O ataque de segunda-feira contra o senador paraguaio Robert Acevedo foi realizado pelo Primeiro Comando da Capital (PCC), a organização criminosa de São Paulo, revelou nesta terça o próprio político.

Em declarações à imprensa, o senador Acevedo garantiu que o PCC foi o autor da ação, que matou seus dois guarda-costas, que receberam entre 40 e 60 tiros.

O ataque ocorreu em pleno centro da cidade de Pedro Juan Caballero, na fronteira com o Brasil, e os pistoleiros utilizaram armas automáticas.

Acevedo, do partido Liberal, se salvou milagrosamente, apesar de ter sido ferido no braço e de raspão no olho esquerdo.

"Os responsáveis são traficantes paraguaios associados aos brasileiros. Eles estão infiltrados na sociedade e são donos da vida e da morte", disse o senador, citando diretamente o PCC paulista.

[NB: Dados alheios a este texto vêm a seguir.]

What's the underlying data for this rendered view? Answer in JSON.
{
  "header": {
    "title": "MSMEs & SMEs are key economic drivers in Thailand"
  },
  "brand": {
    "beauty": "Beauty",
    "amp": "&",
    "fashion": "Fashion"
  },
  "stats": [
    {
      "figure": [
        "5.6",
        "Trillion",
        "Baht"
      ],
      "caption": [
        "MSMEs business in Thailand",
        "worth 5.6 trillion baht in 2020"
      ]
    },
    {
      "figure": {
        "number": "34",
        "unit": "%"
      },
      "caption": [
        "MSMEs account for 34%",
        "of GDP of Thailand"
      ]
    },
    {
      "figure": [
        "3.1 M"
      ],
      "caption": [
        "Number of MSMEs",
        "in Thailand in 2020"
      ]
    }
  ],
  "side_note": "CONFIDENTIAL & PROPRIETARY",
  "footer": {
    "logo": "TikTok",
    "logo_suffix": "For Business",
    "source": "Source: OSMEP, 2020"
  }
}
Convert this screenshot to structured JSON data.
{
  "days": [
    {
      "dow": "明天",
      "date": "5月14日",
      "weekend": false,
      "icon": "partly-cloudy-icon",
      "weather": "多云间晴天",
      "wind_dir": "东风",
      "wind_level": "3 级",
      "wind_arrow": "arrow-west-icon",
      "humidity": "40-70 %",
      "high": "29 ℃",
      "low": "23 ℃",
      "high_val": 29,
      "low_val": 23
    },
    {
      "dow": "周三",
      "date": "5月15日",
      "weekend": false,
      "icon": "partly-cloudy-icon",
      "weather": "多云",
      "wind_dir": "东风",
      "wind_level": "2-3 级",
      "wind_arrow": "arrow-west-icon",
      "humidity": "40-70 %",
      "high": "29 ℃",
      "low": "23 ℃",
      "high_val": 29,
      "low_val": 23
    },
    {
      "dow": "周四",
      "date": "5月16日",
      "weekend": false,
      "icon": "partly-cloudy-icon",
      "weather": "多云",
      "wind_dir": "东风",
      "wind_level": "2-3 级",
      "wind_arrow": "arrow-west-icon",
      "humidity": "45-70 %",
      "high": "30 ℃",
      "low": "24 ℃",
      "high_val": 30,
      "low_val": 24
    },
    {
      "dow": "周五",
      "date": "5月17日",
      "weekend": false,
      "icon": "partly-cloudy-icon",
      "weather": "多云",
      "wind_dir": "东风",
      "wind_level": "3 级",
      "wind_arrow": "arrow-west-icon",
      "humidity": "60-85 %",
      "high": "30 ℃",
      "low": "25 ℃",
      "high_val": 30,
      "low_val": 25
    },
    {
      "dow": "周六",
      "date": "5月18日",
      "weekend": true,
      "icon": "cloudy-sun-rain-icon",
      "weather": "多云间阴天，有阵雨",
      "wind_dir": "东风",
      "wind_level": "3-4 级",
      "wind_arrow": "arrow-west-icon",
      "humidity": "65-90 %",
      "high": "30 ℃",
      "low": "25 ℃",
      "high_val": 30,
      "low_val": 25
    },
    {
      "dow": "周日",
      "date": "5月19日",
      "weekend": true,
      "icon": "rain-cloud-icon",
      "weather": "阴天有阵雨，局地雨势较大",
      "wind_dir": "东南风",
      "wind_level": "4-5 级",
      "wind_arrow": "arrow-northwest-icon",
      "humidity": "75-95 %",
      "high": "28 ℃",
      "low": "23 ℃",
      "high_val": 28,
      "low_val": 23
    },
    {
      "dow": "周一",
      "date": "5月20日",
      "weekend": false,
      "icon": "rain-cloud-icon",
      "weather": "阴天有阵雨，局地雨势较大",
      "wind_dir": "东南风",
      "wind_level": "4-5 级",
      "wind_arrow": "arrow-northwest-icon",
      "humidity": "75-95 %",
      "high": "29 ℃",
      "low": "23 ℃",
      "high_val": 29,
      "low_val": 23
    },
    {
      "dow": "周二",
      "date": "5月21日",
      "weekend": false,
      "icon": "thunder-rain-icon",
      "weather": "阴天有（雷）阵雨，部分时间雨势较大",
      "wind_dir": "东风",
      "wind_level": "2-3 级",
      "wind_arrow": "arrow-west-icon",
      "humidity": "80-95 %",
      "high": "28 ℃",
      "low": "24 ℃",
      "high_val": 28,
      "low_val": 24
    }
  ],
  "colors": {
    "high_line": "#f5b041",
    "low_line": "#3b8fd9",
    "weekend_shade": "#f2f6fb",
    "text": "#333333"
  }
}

"O narcotráfico ordenou e pagou o atentado. Caballero está nas suas mãos. Para eles não importa o estado de exceção. São mais poderosos que a policía", afirmou.

Acevedo se referia ao segundo dia de vigência do estado de exceção nos departamentos de Presidente Hayes, Alto Paraguay, San Pedro, Concepción e Amambay, onde estão mobilizados cerca de 3 mil militares e policiais.

Segundo o chefe de polícia de Pedro Juan Caballero (capital de Amambay), Francisco González, "os brasileiros presos dizem ser Eduardo da Silva e Marcos Cordeiro, mas estamos averiguando seus antecedentes com nossos colegas do Brasil".

O delegado também suspeita que os presos formam parte do chamado Primeiro Comando da Capital, organização que opera na fronteira com o Paraguai no tráfico de drogas e de armas.

"Os presos são de São Paulo. Temos informação de que a polícia brasileira está fazendo operações nas favelas de São Paulo", informou.

Paralelamente, dois corpos de jovens paraguaios de 20 anos com antecedentes criminais foram encontrados nesta terça-feira com muita marcas de balas a 100 km de Caballero.

A polícia suspeita que formavam parte do grupo que atentou contra a vida do senador.

O estado de exceção foi decretado a pedido do presidente Fernando Lugo para combater a violência ligada aos rebeldes de esquerda do Exército do Povo Paraguaio (EPP), que segundo algumas fontes poderia estar envolvido no ataque.